When the cougar kept up its attack on Angel, Gravelle moved around to get in front of the cougar, which was less than 6 feet away.
“It was really dark out, and I was just trying to line up my shot as best I could. I could just see about two or three inches of the cougar’s head sticking out from behind Angel, and luckily I was able to get a good shot off,” Gravelle said.
“Without him, there’s no way Angel would have survived,” Sherri said. “The sounds had all stopped, and it was just a matter of seconds. The timing was perfect.”
The shot killed the cougar and missed Angel, but the cat still had its jaws around the dog’s head.
Austin’s cousin, Travis Comkin, was also at the house, and he went to help Angel.
“The cougar had its mouth over the top of the dog’s mouth, trying to suffocate it, blood all over the animal,” Comkin told NBC News. “And out of nowhere, the dog breathed a gasp of air, just like it comes back from being dead, and just spits up blood. And I’m looking at her, and I’m holding her, and I’m like, she’s going to be all right.”

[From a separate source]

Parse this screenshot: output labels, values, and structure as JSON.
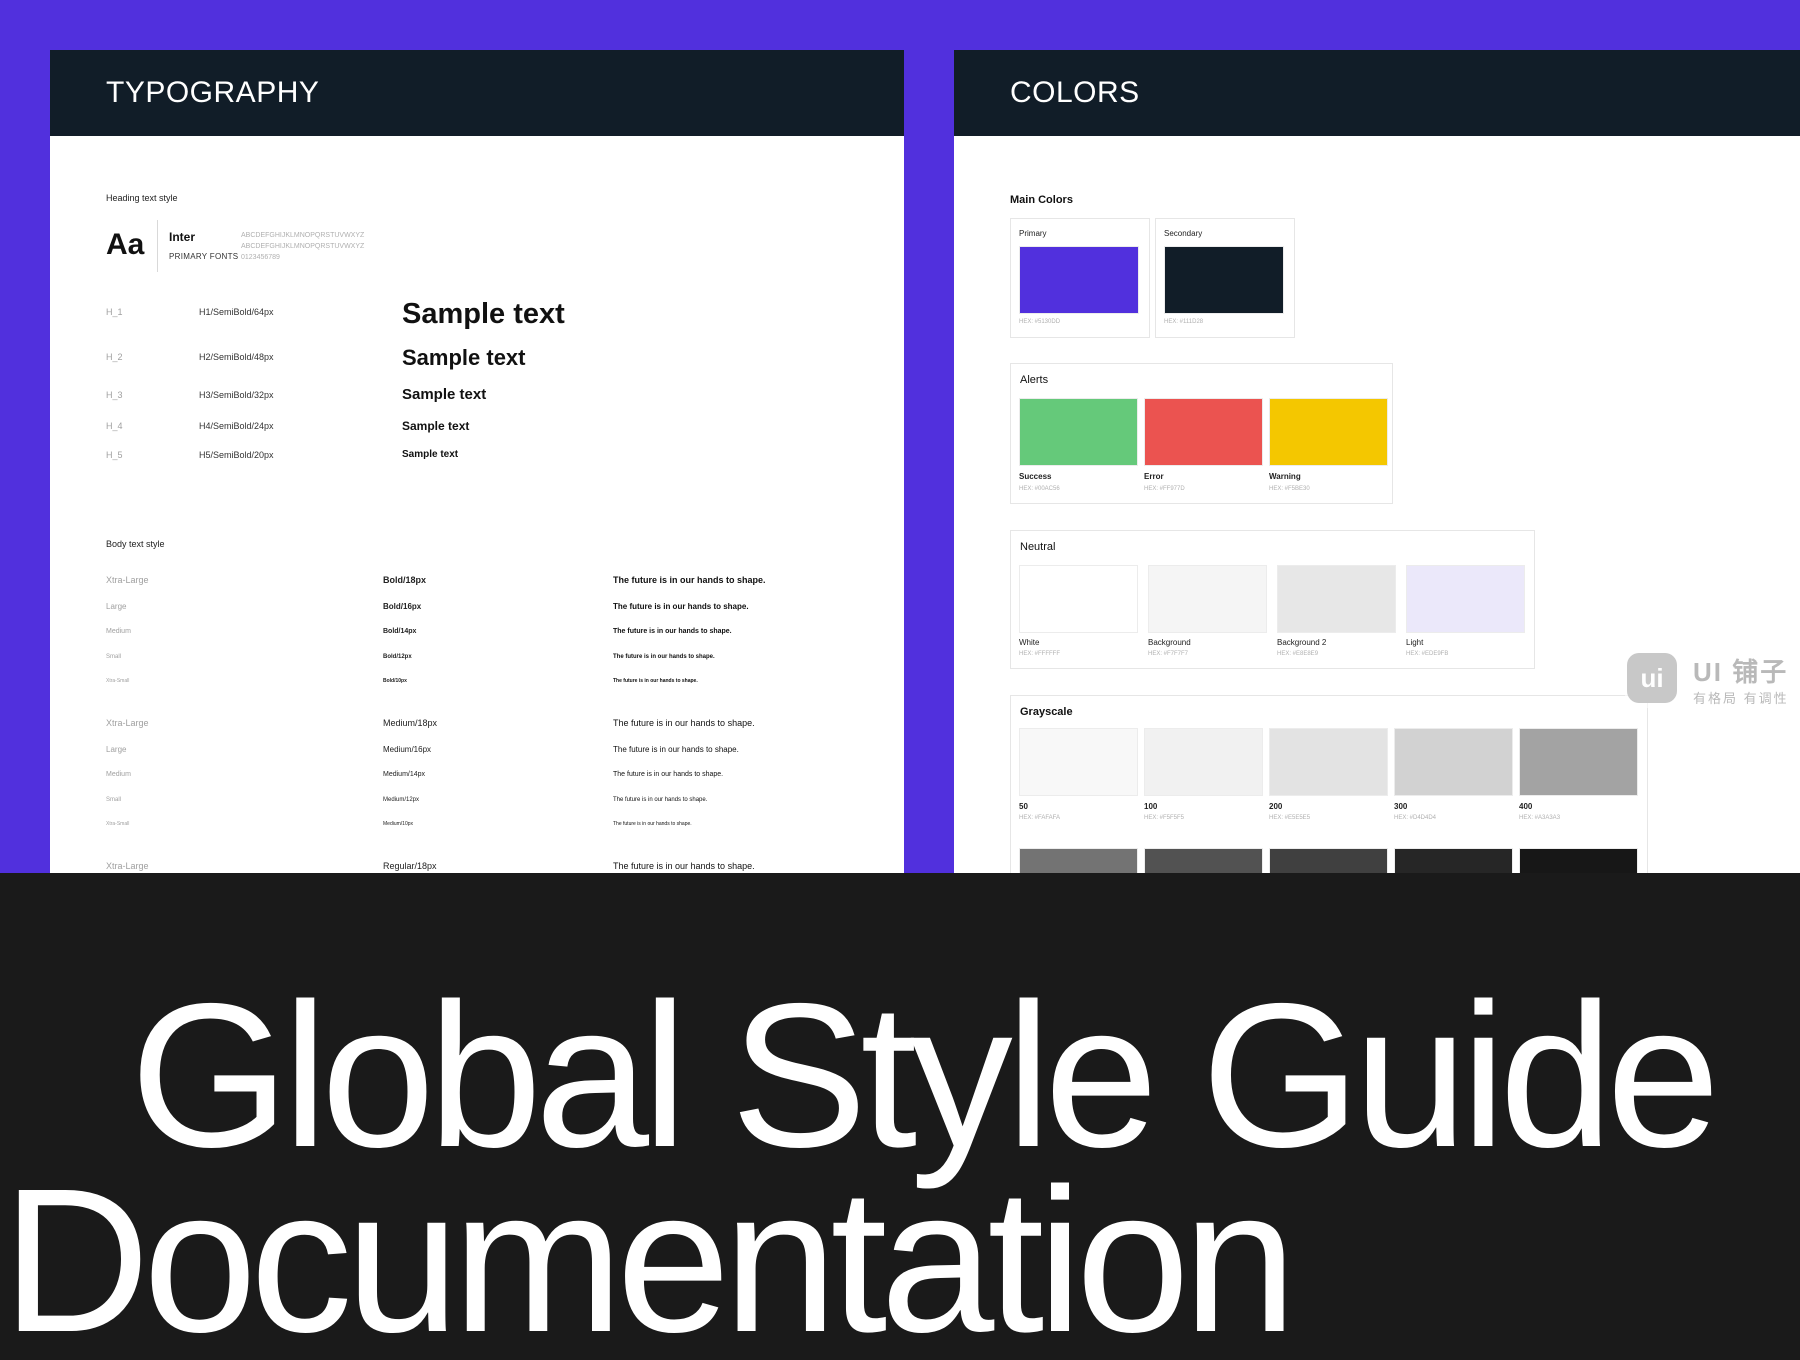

From being all but dead, Angel went back to romping around the backyard, her head covered in blood. The Formans took her to a veterinarian, where she was treated for extensive — but not life-threatening — injuries.
“She had surgery yesterday afternoon,” Sherri told Lauer. “She was in for about an hour in surgery: extensive injuries to her head. Her skull was fractured, and they had to piece it together along with numerous other wounds. We’re hopeful for a full recovery.”
Angel was expected to return home as early as Tuesday to a hero’s welcome and a thank-you present purchased especially for her by her best friend.
“I bought her a big, nice juicy steak,” Austin told Lauer.